Rogers argues that safety increases for Class II to Class I deregulations because liability is a stronger deterrent on the margin than regulation (and he provides some evidence for this view in that safety increases more among larger firms that are less judgment proof than small firms). Without denying that mechanism my view is that innovation itself increases safety. As I noted above, medical device manufactures often do not use the latest technology in their products because this would threaten the “substantial equivalence” test so you get devices that are actually less safe and also more costly to manufacture than necessary. In essence, substantial equivalence anchors new technologies to old technologies thus preventing movement, even movement towards safety and lower prices.

Rogers also has an excellent and unusual paper (with Jeffrey Clemens) on directed innovation in artificial limbs due to the civil war! That paper and this one show a real focus on digging deep into the data to unearth important and unusual sources of insight. N.B.! Parker Rogers is on the job market.

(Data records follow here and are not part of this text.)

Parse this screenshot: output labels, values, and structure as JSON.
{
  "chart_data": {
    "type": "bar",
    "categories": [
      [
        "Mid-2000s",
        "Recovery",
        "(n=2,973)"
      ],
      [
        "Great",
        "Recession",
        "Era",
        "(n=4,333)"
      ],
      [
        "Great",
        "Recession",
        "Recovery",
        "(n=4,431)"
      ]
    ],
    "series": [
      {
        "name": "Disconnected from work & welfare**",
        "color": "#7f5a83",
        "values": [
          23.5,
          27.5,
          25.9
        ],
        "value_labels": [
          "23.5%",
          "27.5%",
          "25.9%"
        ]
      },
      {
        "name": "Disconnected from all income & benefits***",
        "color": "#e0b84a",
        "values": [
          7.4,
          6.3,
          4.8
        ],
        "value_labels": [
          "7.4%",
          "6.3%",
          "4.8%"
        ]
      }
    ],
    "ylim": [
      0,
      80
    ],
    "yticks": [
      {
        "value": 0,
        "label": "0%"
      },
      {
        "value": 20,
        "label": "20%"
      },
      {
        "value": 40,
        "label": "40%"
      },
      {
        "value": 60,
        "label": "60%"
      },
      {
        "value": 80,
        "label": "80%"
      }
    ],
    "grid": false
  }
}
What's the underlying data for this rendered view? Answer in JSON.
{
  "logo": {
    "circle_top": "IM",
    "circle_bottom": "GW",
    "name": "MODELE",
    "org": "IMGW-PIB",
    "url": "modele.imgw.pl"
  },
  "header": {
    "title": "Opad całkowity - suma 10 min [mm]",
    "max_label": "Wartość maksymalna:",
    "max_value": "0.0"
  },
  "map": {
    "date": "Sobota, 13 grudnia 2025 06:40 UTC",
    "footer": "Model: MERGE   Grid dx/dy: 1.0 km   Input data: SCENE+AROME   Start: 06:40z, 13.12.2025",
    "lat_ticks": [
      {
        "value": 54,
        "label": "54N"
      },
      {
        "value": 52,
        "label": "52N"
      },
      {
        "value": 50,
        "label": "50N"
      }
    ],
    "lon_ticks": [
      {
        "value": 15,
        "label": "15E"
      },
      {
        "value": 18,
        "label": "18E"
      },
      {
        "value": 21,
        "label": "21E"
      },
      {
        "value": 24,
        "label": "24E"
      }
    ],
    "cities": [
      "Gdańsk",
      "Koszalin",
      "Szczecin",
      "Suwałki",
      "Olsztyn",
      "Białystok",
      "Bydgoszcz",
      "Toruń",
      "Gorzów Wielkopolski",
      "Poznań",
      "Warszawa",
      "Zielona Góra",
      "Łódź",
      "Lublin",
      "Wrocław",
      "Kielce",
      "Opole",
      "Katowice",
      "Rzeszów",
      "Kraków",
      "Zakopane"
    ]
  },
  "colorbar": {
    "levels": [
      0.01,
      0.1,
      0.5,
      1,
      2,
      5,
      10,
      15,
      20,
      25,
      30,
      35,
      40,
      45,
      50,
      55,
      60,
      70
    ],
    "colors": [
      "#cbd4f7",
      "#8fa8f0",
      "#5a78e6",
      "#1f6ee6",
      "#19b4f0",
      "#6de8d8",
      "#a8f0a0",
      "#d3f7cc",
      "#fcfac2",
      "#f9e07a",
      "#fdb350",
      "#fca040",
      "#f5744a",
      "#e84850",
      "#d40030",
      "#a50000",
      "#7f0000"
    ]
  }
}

Addendum: See my many previous posts for more useful references on the FDA, especially Is the FDA Too Conservative or Too Aggressive.

Modeling persistent storefront vacancies

Have you ever wondered why there are so many empty storefronts in Manhattan, and why they may stay empty for many months or even years?  Erica Moszkowski and Daniel Stackman are working on this question:

Why do retail vacancies persist for more than a year in some of the world’s highest-rent retail districts? To explain why retail vacancies last so long (16 months on average), we construct and estimate a dynamic, two-sided model of storefront leasing in New York City. The model incorporates key features of the commercial real estate industry: tenant heterogeneity, long lease lengths, high move-in costs, search frictions, and aggregate uncertainty in downstream retail demand. Consistent with the market norm in New York City, we assume that landlords cannot evict tenants unilaterally before lease expiration. However, tenants can exit leases early at a low cost, and often do: nearly 55% of tenants with ten-year leases exit within five years. We estimate the model parameters using high-frequency data on storefront occupancy covering the near-universe of retail storefronts in Manhattan, combined with micro data on commercial leases. Move-in costs and heterogeneous tenant quality give rise to heterogeneity in match surplus, which generates option value for vacant landlords. Both features are necessary to explain longrun vacancy rates and the length of vacancy spells: in a counterfactual exercise, eliminating either move-in costs or tenant heterogeneity results in vacancy rates of close to zero. We then use the estimated model to quantify the impact of a retail vacancy tax on long-run vacancy rates, average rents, and social welfare. Vacancies would have to generate negative externalities of $29.68 per square foot per quarter (about half of average rents) to justify a 1% vacancy tax on assessed property values.

Erica is on the job market from Harvard, Daniel from NYU.  And they have another paper relevant to the same set of questions:

We identify a little-known contracting feature between retail landlord and their bankers that generates vacancies in the downstream market for retail space. Specifically, widespread covenants in commercial mortgage agreements impose rent floors for any new leases landlords may sign with tenants, short-circuiting the price mechanism in times of low demand for retail space.

I am pleased to see people working on the questions that puzzle me.